Kitap, tiyatrodaki dramaturji masasında açılıyor. Yapımcı, yönetmen, oyuncular ve eleştirmenin toplaştığı; her birinin gerçek, suç, etik değerler, tiyatro sanatından beklentilere ilişkin rolünü iyice oynamaya dikkat ettiği bir masa. “Bir oyuncu olduğun gerçeği dışında her şeyi aklından çıkart” diyen bir yapımcı... Tepkisini ve çelişkisini “Geçmişe ve şimdiki zamana lanet olsun. Tiyatroya lanet olsun. Ufak rollere lanet olsun. Bu yaşta, ellili yaşlarımda, bir düşmanım olan katilin oyunundaki bir başrolde başarılı olma umutlarıma lanet olsun!” diyerek içinden geçiren aktör Tarık Ramazan… Bu ilk bölümde okur da hemen seyirci koltuğuna oturtularak rol dağılımında kendisine düşeni sahiplenmiş oluveriyor. İnsanı evine sokağına tiyatrosuna kolayca alan bir dünyası var "Düğün Evi"nin, ancak bu dünyaya dikkatle girmekte fayda var. Mahfuz’un Kahire’sinin toplumsal sıkıntıları, ahlaki çelişkileri, kahramanların katı gerçekleri, sarsıcı dürüstlükleri zorlayıcı olabilir. 
 
 
Sırasıyla Tarık Ramazan, Kerem Yunus, Halime el-Kebş, Abbas Kerem Yunus’un anlattıklarından gördüğümüz ise görmediğimiz. Gerçek ne göremiyoruz kitapta. Sayfalardaki gerçeği göremeyen okura bir sorgulama daha düşüyor böylece: Hayattaki gerçek ne? Bu sorgulamaya gerçek karşısında kişisel tutumumuz dahil.

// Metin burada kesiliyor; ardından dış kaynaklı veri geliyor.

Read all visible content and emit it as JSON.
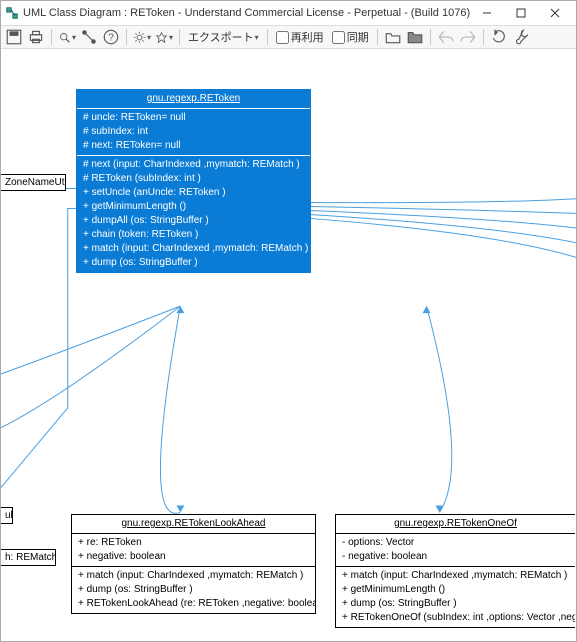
{
  "window": {
    "title": "UML Class Diagram : REToken - Understand Commercial License - Perpetual - (Build 1076)"
  },
  "toolbar": {
    "export_label": "エクスポート",
    "reuse_label": "再利用",
    "sync_label": "同期"
  },
  "main_class": {
    "name": "gnu.regexp.REToken",
    "attrs": [
      "# uncle: REToken= null",
      "# subIndex: int",
      "# next: REToken= null"
    ],
    "ops": [
      "# next (input: CharIndexed ,mymatch: REMatch )",
      "# REToken (subIndex: int )",
      "+ setUncle (anUncle: REToken )",
      "+ getMinimumLength ()",
      "+ dumpAll (os: StringBuffer )",
      "+ chain (token: REToken )",
      "+ match (input: CharIndexed ,mymatch: REMatch )",
      "+ dump (os: StringBuffer )"
    ]
  },
  "lookahead_class": {
    "name": "gnu.regexp.RETokenLookAhead",
    "attrs": [
      "+ re: REToken",
      "+ negative: boolean"
    ],
    "ops": [
      "+ match (input: CharIndexed ,mymatch: REMatch )",
      "+ dump (os: StringBuffer )",
      "+ RETokenLookAhead (re: REToken ,negative: boolean )"
    ]
  },
  "oneof_class": {
    "name": "gnu.regexp.RETokenOneOf",
    "attrs": [
      "- options: Vector",
      "- negative: boolean"
    ],
    "ops": [
      "+ match (input: CharIndexed ,mymatch: REMatch )",
      "+ getMinimumLength ()",
      "+ dump (os: StringBuffer )",
      "+ RETokenOneOf (subIndex: int ,options: Vector ,negative: boolean )"
    ]
  },
  "left_partial_1": "ZoneNameUtility",
  "left_partial_2": "ub",
  "left_partial_3": "h: REMatch )",
  "chart_data": {
    "type": "diagram",
    "title": "UML Class Diagram : REToken",
    "classes": [
      {
        "name": "gnu.regexp.REToken",
        "highlight": true,
        "attributes": [
          "# uncle: REToken = null",
          "# subIndex: int",
          "# next: REToken = null"
        ],
        "operations": [
          "# next(input: CharIndexed, mymatch: REMatch)",
          "# REToken(subIndex: int)",
          "+ setUncle(anUncle: REToken)",
          "+ getMinimumLength()",
          "+ dumpAll(os: StringBuffer)",
          "+ chain(token: REToken)",
          "+ match(input: CharIndexed, mymatch: REMatch)",
          "+ dump(os: StringBuffer)"
        ]
      },
      {
        "name": "gnu.regexp.RETokenLookAhead",
        "attributes": [
          "+ re: REToken",
          "+ negative: boolean"
        ],
        "operations": [
          "+ match(input: CharIndexed, mymatch: REMatch)",
          "+ dump(os: StringBuffer)",
          "+ RETokenLookAhead(re: REToken, negative: boolean)"
        ]
      },
      {
        "name": "gnu.regexp.RETokenOneOf",
        "attributes": [
          "- options: Vector",
          "- negative: boolean"
        ],
        "operations": [
          "+ match(input: CharIndexed, mymatch: REMatch)",
          "+ getMinimumLength()",
          "+ dump(os: StringBuffer)",
          "+ RETokenOneOf(subIndex: int, options: Vector, negative: boolean)"
        ]
      }
    ],
    "relationships": [
      {
        "from": "gnu.regexp.RETokenLookAhead",
        "to": "gnu.regexp.REToken",
        "type": "generalization"
      },
      {
        "from": "gnu.regexp.RETokenOneOf",
        "to": "gnu.regexp.REToken",
        "type": "generalization"
      }
    ]
  }
}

Sanatın gerçek ile ilişkisi, yazarın gerçek ile tema arasındaki gidiş gelişlerine bakışımız da.
 
 
Kitap dört ayrı karakterin gözünden aynı hikâyenin anlatılmasıyla kurulsa da dört ayrı yöne dağılmak yerine, 'gerçek' meselesini merkeze alıp, suya atılan taşını çevresinde oluşan daireler halinde katman katman genişliyor. Sanatın gücü, zamanın etkisi, insan doğası, yazarın etik algısı gibi daireler bunlar.